The next #DemDebate is scheduled for the important primary state of Iowa on November 14, 2015. It’ll be broadcast by CBS in partnership with the Des Moines Register.
Professor Julian Vasquez Heilig is leading the call for the families of 50 million students K-12 across the nation and the communities they live in to have their questions answered by all the Democratic candidates for president.
This is especially important when, as Dr. Heilig notes:
Perhaps the Democrats are not discussing education because they don’t want to be accused of plagiarism by the Republican Party.
If you look at George H.W. Bush’s education platform of 1992, you see that Republicans have been focused on maligning unions, promoting alternative certification for teachers via programs like Teach For America, and pushing an agenda of school choice, assessments, and one-size-fits-all standards.
The Democrats’ current approach to education policy, as practiced by President Barack Obama and his acolytes (including Chicago Mayor Rahm Emanuel), appears to be the same. Obama did not create “change” in education. He pressed the educational policy status quo that the Republicans engineered in the 1990s. For most of Obama’s presidency, George W. Bush’s NCLB (directly imported from Texas in the 1990s) was left alone and even enhanced via “waivers” and Race to the Top.
It’s time for Democrats to set themselves apart from Republican rivals.
It’s time for Democrats to be Democrats — and stand up for fully-funded public education for a rising American majority of diverse, and integrated, students who are well-equipped to face our challenges in climate change and other realms of science and technology, are capable of inspiring and soaring through artistic vision, and able to fulfill the responsibilities and duties of a compassionate and engaged citizenry.
Senate and House Democrats have spent time trying to reauthorize the Elementary and Secondary Education Act despite considerable GOP obstruction. That’s admirable and that work will continue. BUT — we need our presidential candidates to lay out a powerful vision of the place and importance of public education as a cornerstone of democracy and that goes beyond current limitations of ESEA or other existing laws.

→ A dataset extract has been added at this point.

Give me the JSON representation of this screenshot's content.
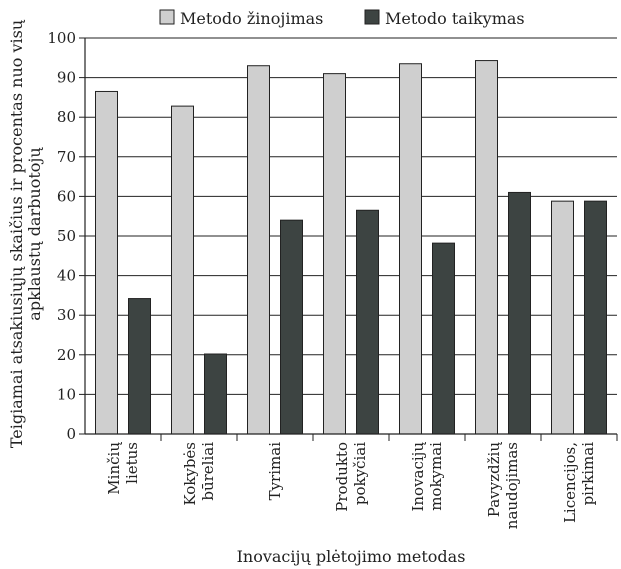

Ten key questions from education policy professor Julian Vasquez Heilig here.
Six education policies a 2016 presidential candidate must embrace here.
Democrats, make your case on public education to the American people.
Brian Sather, President and General Manager of CBS/KCCI-TV, and David Chivers, Publisher and President of the Des Moines Register, we’re holding you accountable for asking probing questions on K-12 education policy.